12 Cette interrogation morale ouvre le paysage de l’histoire des sciences sur une seconde perspective encouragée par P. Hadot : celle d’un regard dédisciplinarisé sur les sciences. À la manière des travaux de Dinah Ribard sur les lieux philosophiques [30], le livre entreprend de redessiner ainsi les frontières entre philosophie de la nature et non-philosophie à l’âge classique [31]. Mais là, plutôt que de montrer cette tension en analysant les lieux de savoirs ou les « professions intellectuelles » où se jouent des logiques de reconnaissance institutionnelle ou corporative, M. Jones nous propose de redonner toute son importance à la « passion » scientifique, sans gratifications apparentes et sans postes en vue. En choisissant Descartes, Pascal et Leibniz, M. Jones entérine une vision institutionnalisée des sciences. À l’histoire disciplinaire des sciences, il oppose une attention précise aux processus variés de « disciplinarisation » de la pratique scientifique. La discipline n’est pas une hiérarchisation, une mise en ordre des savoirs, elle est avant tout accoutumance (habituation), aptitude et persévérance dans la formation. Avec ces trois auteurs, l’entreprise de rénovation scientifique apparaît comme éminemment individuelle et vise l’intériorisation de normes éthiques. Les valeurs d’honnêteté chez Pascal ou de charité chez Leibniz sont mises en œuvre dans la pratique quotidienne des sciences. L’option existentielle qu’autorise la pratique des mathématiques correspond à « un changement total de vie, une conversion de tout l’être, finalement à un certain désir d’être et de vivre d’une certaine manière [32] ».
Des philosophies morales à l’épreuve des mathématiques
13 En prenant au sérieux la philosophie morale des mathématiciens, M. Jones nous introduit non seulement à l’analyse de la pratique mathématique de chacun des auteurs étudiés, mais a soin de situer sa problématique au sein de chaque philosophie morale. Car loin de se réduire à un socle aristotélicien ou stoïcien stable, la réflexion de ces philosophes de la nature n’est pas une simple reprise, mais bien une redéfinition de la morale à partir de leur conception de l’art de raisonner. L’invocation d’une tradition intellectuelle ininterrompue ou retrouvée ne fonctionne pas comme une clef explicative anhistorique [33]. Ils ne s’en tiennent pas aux vertus intellectuelles définies dans l’Éthique à Nicomaque [34], ou à un alignement des règles morales anciennes sur les règles de pensée du XVIIe siècle. À travers l’étude de ces trois auteurs, on suit ainsi trois mises à l’épreuve différentes d’une philosophie morale par les mathématiques.

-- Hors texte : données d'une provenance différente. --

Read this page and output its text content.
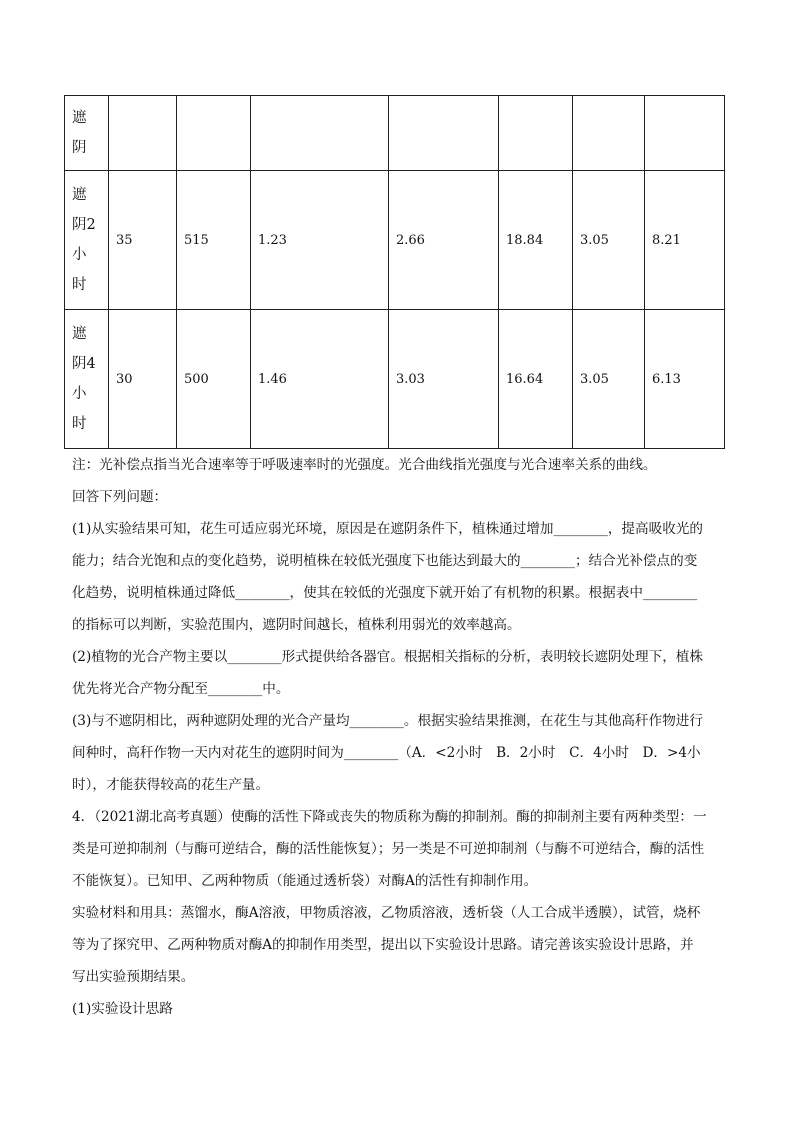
遮
阴							

遮
阴2
小
时	35	515	1.23	2.66	18.84	3.05	8.21

遮
阴4
小
时	30	500	1.46	3.03	16.64	3.05	6.13
注：光补偿点指当光合速率等于呼吸速率时的光强度。光合曲线指光强度与光合速率关系的曲线。
回答下列问题：
(1)从实验结果可知，花生可适应弱光环境，原因是在遮阴条件下，植株通过增加________，提高吸收光的
能力；结合光饱和点的变化趋势，说明植株在较低光强度下也能达到最大的________；结合光补偿点的变
化趋势，说明植株通过降低________，使其在较低的光强度下就开始了有机物的积累。根据表中________
的指标可以判断，实验范围内，遮阴时间越长，植株利用弱光的效率越高。
(2)植物的光合产物主要以________形式提供给各器官。根据相关指标的分析，表明较长遮阴处理下，植株
优先将光合产物分配至________中。
(3)与不遮阴相比，两种遮阴处理的光合产量均________。根据实验结果推测，在花生与其他高秆作物进行
间种时，高秆作物一天内对花生的遮阴时间为________（A．<2小时　B．2小时　C．4小时　D．>4小
时），才能获得较高的花生产量。
4．（2021湖北高考真题）使酶的活性下降或丧失的物质称为酶的抑制剂。酶的抑制剂主要有两种类型：一
类是可逆抑制剂（与酶可逆结合，酶的活性能恢复）；另一类是不可逆抑制剂（与酶不可逆结合，酶的活性
不能恢复）。已知甲、乙两种物质（能通过透析袋）对酶A的活性有抑制作用。
实验材料和用具：蒸馏水，酶A溶液，甲物质溶液，乙物质溶液，透析袋（人工合成半透膜），试管，烧杯
等为了探究甲、乙两种物质对酶A的抑制作用类型，提出以下实验设计思路。请完善该实验设计思路，并
写出实验预期结果。
(1)实验设计思路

14 C’est par une interrogation sur la « pratique » que Descartes entend subvertir la philosophie scolastique : « La philosophie que je recherche, ainsi que tous ceux qui se sont dévoués à son étude, n’est rien d’autre que la connaissance de ces vérités qu’on peut découvrir par la lumière naturelle, et qui peuvent être utiles au genre humain : en sorte qu’aucune étude ne peut être honnête, plus digne de l’homme, ni plus utile en cette vie », écrit-il dans son Épître à Voetius en 1643 [35]. La réforme intellectuelle, comme chez Francis Bacon, est une manière d’explorer le « royaume de l’homme », de penser ensemble discours de la méthode et traité des passions. L’exacte connaissance des passions peut seule permettre d’accéder à une « béatitude universelle » par les chemins de l’ascèse individuelle. Contre la philosophie litigieuse des scolastiques, Descartes défend un principe de générosité, une « action généreuse » pour paraphraser Aristote [36]. On y retrouve les accents d’une morale stoïcienne. En revanche, pour Pascal, comme le montre subtilement M. Jones, l’horizon moral est tout autre et la question du bonheur est pensée comme inaccessible et manifeste avant tout un échec moral de la raison. Pascal montre les limites de l’instrument mathématique, de la connaissance scientifique. Il pointe les difficultés à tenir ensemble entendement et volonté, comme c’en était l’usage à l’âge classique. Comme l’écrit Christian Lazzeri, « dans le domaine de la connaissance scientifique, la volonté et l’entendement ne peuvent que converger. Mais qu’en est-il hors de ce domaine [37] ? » La certitude du bien et du juste se pose dans les mêmes termes que dans le cadre de l’investigation scientifique. L’anthropologie que défend Pascal ne peut se rapporter à un fondement « naturel », mais bien à un fondement théologique, à la double nature de l’homme marquée par le péché originel [38]. Pour Leibniz enfin, le concept pivot n’est pas celui de la générosité, mais celui de la charité. On est confronté à un autre univers philosophique et moral, celui d’une philosophie chrétienne qui revivifie les fondements métaphysiques en y introduisant une exigence d’ordre et de méthode [39].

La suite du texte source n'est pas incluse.